CS420 Fall 2004 Homework, Week 6

 

Color spaces may be difficult to mentally ‘navigate’.  For instance it is difficult to have an intuitive feel for what color the RGB triple 256,80,45 identifies.

 

RGB color space:

 

 The HSL color space is more intuitive to most people since its dimensions correspond to parameters we typically use to describe color: hue, saturation, and luminance.

 

HSL Space:

 

Hue is represented as an angle on the color circle with Red (arbitrarily) being 0° and the rest of the colors equally distributed around the circle (green=120°, blue=240°, etc.)

 

Saturation and luminance are represented as a percentage. 100% saturation is full saturation, 0% a shade of grey.

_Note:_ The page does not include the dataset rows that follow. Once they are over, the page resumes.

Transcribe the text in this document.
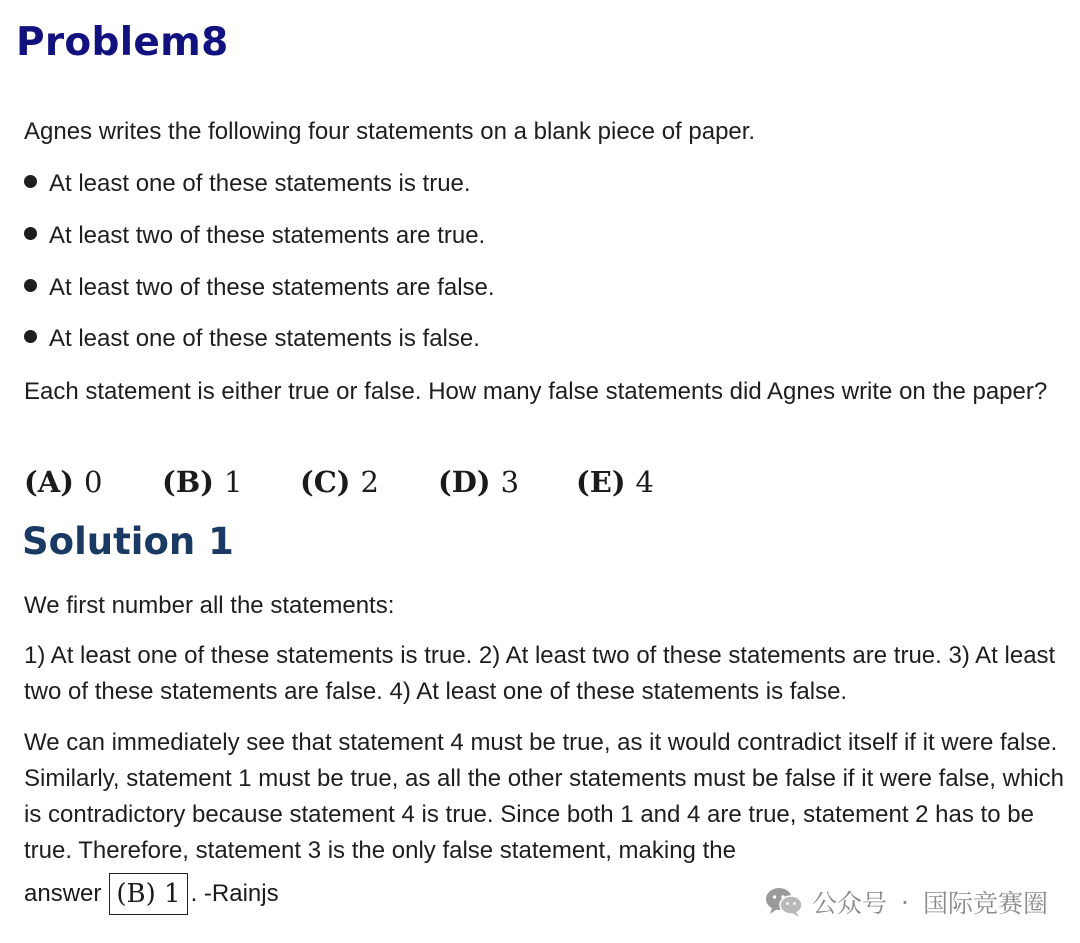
Problem8
Agnes writes the following four statements on a blank piece of paper.
At least one of these statements is true.
At least two of these statements are true.
At least two of these statements are false.
At least one of these statements is false.
Each statement is either true or false. How many false statements did Agnes write on the paper?
(A) 0	(B) 1	(C) 2	(D) 3	(E) 4
Solution 1
We first number all the statements:
1) At least one of these statements is true. 2) At least two of these statements are true. 3) At least two of these statements are false. 4) At least one of these statements is false.
We can immediately see that statement 4 must be true, as it would contradict itself if it were false. Similarly, statement 1 must be true, as all the other statements must be false if it were false, which is contradictory because statement 4 is true. Since both 1 and 4 are true, statement 2 has to be true. Therefore, statement 3 is the only false statement, making the
answer (B) 1 . -Rainjs	公众号 · 国际竞赛圈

Similarly 100% lightness is white and 0% lightness is black with 50% being ‘normal’.

 

For instance the primary color red would be (0°, 100%, 50%), (0°, 100%, 90%) and would be a pinkish tint.

 

 

1) Derive the formula for converting a HSL color to the corresponding RBG coordinate. (assume R, G, and B values are percentages, with 0% corresponding to no contribution of that color, and 100% being total contribution)

 

 

 

2) Derive the formula for converting a RGB color to the corresponding HSL coordinate. (same assumption of R, G, and B as percentages)

 

 

3) Create interactive program that allows you to navigate color space.  The program should numerically display a 24-bit (3 0-255 values) RGB triple, the corresponding HSL triple and a sample of the resulting color. Each parameter: R, G, B, H, S, and L should have a corresponding slider such that the position of the slider corresponds to the value of the parameter, and interactively moving the slider will simultaneously a) change the parameter, b) change the color displayed, c) update the sliders corresponding to the ‘other’ color space. Use the formulas derived in questions 1 and 2. Quantize the RGB values to display the color such that 0% corresponds to 0 and 100% corresponds to 100%.

 

Any interface toolkit may be used so long as the executable will run on my Windows XP SP2 machine without requiring other downloads.